La Biblia está plagada de
prescripciones, en bastantes casos con marcadas connotaciones económicas o
financieras. No faltan ocasiones en las que, en función del pasaje de
referencia, advirtamos algún tipo de contradicción o confrontación entre
diferentes mensajes, como tampoco otras en las que nos vemos sumidos en el
desconcierto ante la dificultad de interpretar el sentido último de la admonición.
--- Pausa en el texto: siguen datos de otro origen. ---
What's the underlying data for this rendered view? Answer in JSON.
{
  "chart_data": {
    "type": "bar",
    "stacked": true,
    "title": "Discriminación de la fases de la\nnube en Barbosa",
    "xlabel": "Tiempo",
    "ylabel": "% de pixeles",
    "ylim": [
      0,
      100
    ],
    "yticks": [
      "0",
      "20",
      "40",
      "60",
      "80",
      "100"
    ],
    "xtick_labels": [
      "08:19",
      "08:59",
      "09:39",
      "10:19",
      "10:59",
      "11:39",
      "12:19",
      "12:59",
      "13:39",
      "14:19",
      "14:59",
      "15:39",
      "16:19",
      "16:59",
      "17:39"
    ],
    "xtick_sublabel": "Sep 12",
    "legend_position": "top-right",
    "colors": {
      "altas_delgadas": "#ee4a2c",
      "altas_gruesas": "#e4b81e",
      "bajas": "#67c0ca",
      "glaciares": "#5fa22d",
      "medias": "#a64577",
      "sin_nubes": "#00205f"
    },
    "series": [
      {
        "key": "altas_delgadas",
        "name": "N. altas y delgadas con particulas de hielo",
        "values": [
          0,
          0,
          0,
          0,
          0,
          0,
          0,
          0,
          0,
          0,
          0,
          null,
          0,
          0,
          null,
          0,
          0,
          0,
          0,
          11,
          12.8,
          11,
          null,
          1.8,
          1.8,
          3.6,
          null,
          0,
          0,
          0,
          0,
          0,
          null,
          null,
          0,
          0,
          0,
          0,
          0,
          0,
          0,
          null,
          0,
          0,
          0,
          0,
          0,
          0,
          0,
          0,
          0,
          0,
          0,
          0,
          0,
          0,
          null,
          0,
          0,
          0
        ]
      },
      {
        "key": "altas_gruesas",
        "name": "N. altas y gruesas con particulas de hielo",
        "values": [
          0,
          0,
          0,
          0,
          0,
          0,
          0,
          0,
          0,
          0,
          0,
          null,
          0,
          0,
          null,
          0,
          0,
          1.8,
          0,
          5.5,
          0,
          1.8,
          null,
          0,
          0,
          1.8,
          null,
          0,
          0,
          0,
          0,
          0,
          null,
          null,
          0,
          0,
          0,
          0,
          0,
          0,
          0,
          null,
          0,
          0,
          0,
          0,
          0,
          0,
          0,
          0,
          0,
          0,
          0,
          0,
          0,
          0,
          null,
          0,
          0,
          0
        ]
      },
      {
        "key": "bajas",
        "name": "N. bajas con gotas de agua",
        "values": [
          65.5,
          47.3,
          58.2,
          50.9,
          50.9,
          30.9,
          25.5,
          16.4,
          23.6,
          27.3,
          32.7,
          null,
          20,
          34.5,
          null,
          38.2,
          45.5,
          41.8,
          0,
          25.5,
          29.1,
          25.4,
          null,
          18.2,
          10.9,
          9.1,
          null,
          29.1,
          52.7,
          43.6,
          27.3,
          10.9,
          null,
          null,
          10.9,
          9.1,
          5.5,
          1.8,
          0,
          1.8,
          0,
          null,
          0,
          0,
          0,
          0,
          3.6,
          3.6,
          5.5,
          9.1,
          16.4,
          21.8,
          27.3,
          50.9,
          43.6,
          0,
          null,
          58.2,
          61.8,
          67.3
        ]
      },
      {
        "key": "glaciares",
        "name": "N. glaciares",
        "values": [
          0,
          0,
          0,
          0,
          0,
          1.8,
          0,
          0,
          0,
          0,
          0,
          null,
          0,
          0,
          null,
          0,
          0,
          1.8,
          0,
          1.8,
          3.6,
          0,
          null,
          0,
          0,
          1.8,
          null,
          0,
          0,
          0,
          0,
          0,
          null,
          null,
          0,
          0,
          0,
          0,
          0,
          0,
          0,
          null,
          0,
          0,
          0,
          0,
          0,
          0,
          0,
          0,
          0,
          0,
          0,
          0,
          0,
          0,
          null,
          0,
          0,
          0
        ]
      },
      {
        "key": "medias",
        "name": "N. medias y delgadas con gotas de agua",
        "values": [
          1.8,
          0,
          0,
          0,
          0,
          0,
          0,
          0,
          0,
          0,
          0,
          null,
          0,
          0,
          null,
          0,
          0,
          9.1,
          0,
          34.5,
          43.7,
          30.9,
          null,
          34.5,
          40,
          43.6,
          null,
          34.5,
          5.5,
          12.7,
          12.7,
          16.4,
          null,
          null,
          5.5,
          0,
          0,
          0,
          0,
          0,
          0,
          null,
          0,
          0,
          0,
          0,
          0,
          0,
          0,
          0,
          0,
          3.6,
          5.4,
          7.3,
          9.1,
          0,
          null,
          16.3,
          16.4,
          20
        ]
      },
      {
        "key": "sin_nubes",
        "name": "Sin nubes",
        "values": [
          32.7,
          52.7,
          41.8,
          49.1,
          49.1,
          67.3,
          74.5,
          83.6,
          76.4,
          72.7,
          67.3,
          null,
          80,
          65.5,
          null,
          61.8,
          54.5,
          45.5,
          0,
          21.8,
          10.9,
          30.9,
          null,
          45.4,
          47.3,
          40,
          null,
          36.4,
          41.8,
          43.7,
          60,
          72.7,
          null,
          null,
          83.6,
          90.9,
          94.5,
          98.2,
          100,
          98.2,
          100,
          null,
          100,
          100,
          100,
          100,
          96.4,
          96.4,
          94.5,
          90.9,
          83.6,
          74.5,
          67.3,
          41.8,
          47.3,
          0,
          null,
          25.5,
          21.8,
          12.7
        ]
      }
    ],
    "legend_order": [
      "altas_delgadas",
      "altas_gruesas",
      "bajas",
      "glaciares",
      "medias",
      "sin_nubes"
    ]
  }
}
No ocurre esto en relación con
las pautas que se dedican a los préstamos en el Eclesiástico: “Presta
a tu prójimo cuando pase necesidad, y por tu parte restituye lo prestado a su
debido tiempo”. Además, se advierte de conductas poco éticas que pueden
aflorar en el mercado crediticio: “Muchos pretenden adueñarse de lo prestado
y ponen en dificultad a quienes los ayudaron”. No se refiere, desde luego,
al caso de las dificultades sobrevenidas: “Antes de recibir el préstamo,
besan las manos del prójimo y humillan la voz para conseguir su dinero; pero, a
la hora de restituir, dan largas, responden con evasivas y echan la culpa a las
circunstancias”.
Un problema, en el fondo de
información asimétrica y, en su base, de ética personal. Las entidades de crédito
disponen de mecanismos para tratar de contrarrestarlo: evaluación previa del
riesgo, conocimiento del “track record” de los prestatarios, constitución de
garantías, e instrumentos legales de recobro. Casi nada de eso existe, en el
ámbito de las relaciones personales, especialmente cuando los “préstamos” son
de naturaleza no dineraria. La vida no suele permitir recurrir a la moviola.